Disparités régionales

Selon les chiffres de la Banque de France, les microentreprises et TPE concentrent 93% jugements. Mais les défaillances des PME et des ETI sont de plus en plus nombreuses (avec une hausse respectivement de 64% et 111% en décembre 2023 par rapport à décembre 2022). Pour Thierry Million, d'Altares, "même les plus grands acteurs ne sont pas épargnés" puisque les défaillances ont touché 171 entreprises d'au moins 100 salariés en 2023, au plus haut depuis 2014 (185 défauts). Ce qui fait dire au groupe BPCE que "l’impact économique des défaillances de 2023 est donc très supérieur à celui de 2019", avec 240.000 emplois menacés en 2023 (soit +25% par rapport à 2019), "mais aussi en termes de valeur, de créances, de capital, d’interactions interentreprises". Mais certains territoires se sont avérés plus vulnérables que d'autres : l'ex-région Midi-Pyrénées enregistre un rebond de 27% de défaillances par rapport à 2019. Sur le seul segment PME-ETI, la Nouvelle-Aquitaine atteint "des sommets" (+70%). Et ce sont des territoires moins dynamiques (Lorraine, Basse-Normandie, Bourgogne, Limousin…) qui sont les plus épargnés.

L'équipement de la maison impacté par la crise du logement

Les secteurs les plus touchés sont ceux liés aux comportements de ménages : "les commerces alimentaires, l’agroalimentaire et les services aux particuliers (soins de beauté et corporels, coiffeurs, …), la restauration, les transports routiers de marchandises", indique le groupe.

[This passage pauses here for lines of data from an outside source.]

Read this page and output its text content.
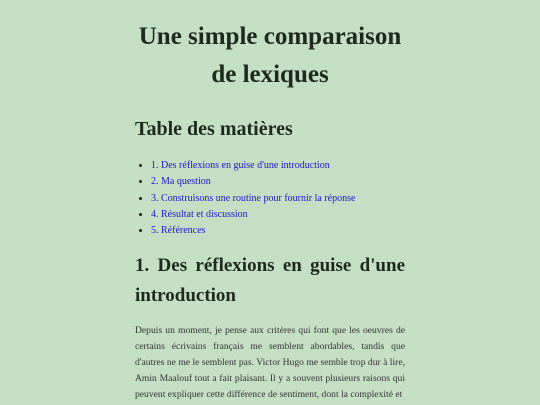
Une simple comparaison de lexiques
Table des matières
• 1. Des réflexions en guise d'une introduction
• 2. Ma question
• 3. Construisons une routine pour fournir la réponse
• 4. Résultat et discussion
• 5. Références
1. Des réflexions en guise d'une introduction

Depuis un moment, je pense aux critères qui font que les oeuvres de certains écrivains français me semblent abordables, tandis que d'autres ne me le semblent pas. Victor Hugo me semble trop dur à lire, Amin Maalouf tout a fait plaisant. Il y a souvent plusieurs raisons qui peuvent expliquer cette différence de sentiment, dont la complexité et
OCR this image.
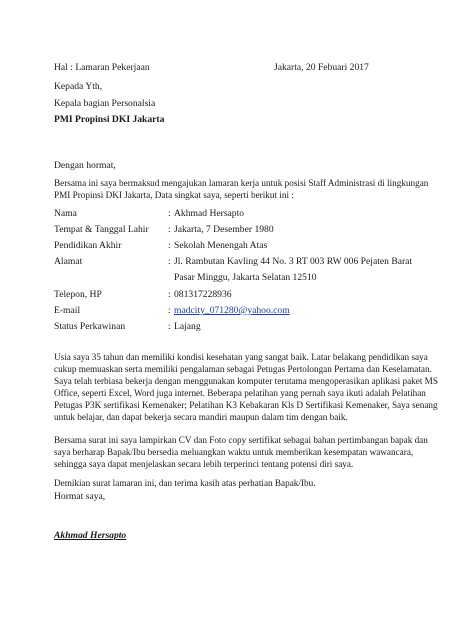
Hal : Lamaran Pekerjaan	Jakarta, 20 Febuari 2017
Kepada Yth,
Kepala bagian Personalsia
PMI Propinsi DKI Jakarta
Dengan hormat,
Bersama ini saya bermaksud mengajukan lamaran kerja untuk posisi Staff Administrasi di lingkungan
PMI Propinsi DKI Jakarta, Data singkat saya, seperti berikut ini :
Nama	: Akhmad Hersapto
Tempat & Tanggal Lahir : Jakarta, 7 Desember 1980
Pendidikan Akhir	: Sekolah Menengah Atas
Alamat	: Jl. Rambutan Kavling 44 No. 3 RT 003 RW 006 Pejaten Barat
Pasar Minggu, Jakarta Selatan 12510
Telepon, HP	: 081317228936
E-mail	: madcity_071280@yahoo.com
Status Perkawinan	: Lajang
Usia saya 35 tahun dan memiliki kondisi kesehatan yang sangat baik. Latar belakang pendidikan saya
cukup memuaskan serta memiliki pengalaman sebagai Petugas Pertolongan Pertama dan Keselamatan.
Saya telah terbiasa bekerja dengan menggunakan komputer terutama mengoperasikan aplikasi paket MS
Office, seperti Excel, Word juga internet. Beberapa pelatihan yang pernah saya ikuti adalah Pelatihan
Petugas P3K sertifikasi Kemenaker; Pelatihan K3 Kebakaran Kls D Sertifikasi Kemenaker, Saya senang
untuk belajar, dan dapat bekerja secara mandiri maupun dalam tim dengan baik.
Bersama surat ini saya lampirkan CV dan Foto copy sertifikat sebagai bahan pertimbangan bapak dan
saya berharap Bapak/Ibu bersedia meluangkan waktu untuk memberikan kesempatan wawancara,
sehingga saya dapat menjelaskan secara lebih terperinci tentang potensi diri saya.
Demikian surat lamaran ini, dan terima kasih atas perhatian Bapak/Ibu.
Hormat saya,
Akhmad Hersapto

Pour ce qui est du commerce, la situation est contrastée. "Des secteurs continuent de s'en sortir, notamment la parfumerie et l'optique, ou la restauration mais l'habillement et la chaussure, premiers depuis des années, ont été fragilisés par le covid, l'endettement et, derrière, la consommation qui repart mal. Les difficultés se diffusent à l'équipement de la maison qui avait plutôt bien vécu la période du covid mais qui se trouve aujourd'hui très impacté par la crise du logement", analyse de son côté Emmanuel Le Roch, président de la fédération du commerce spécialisé Procos.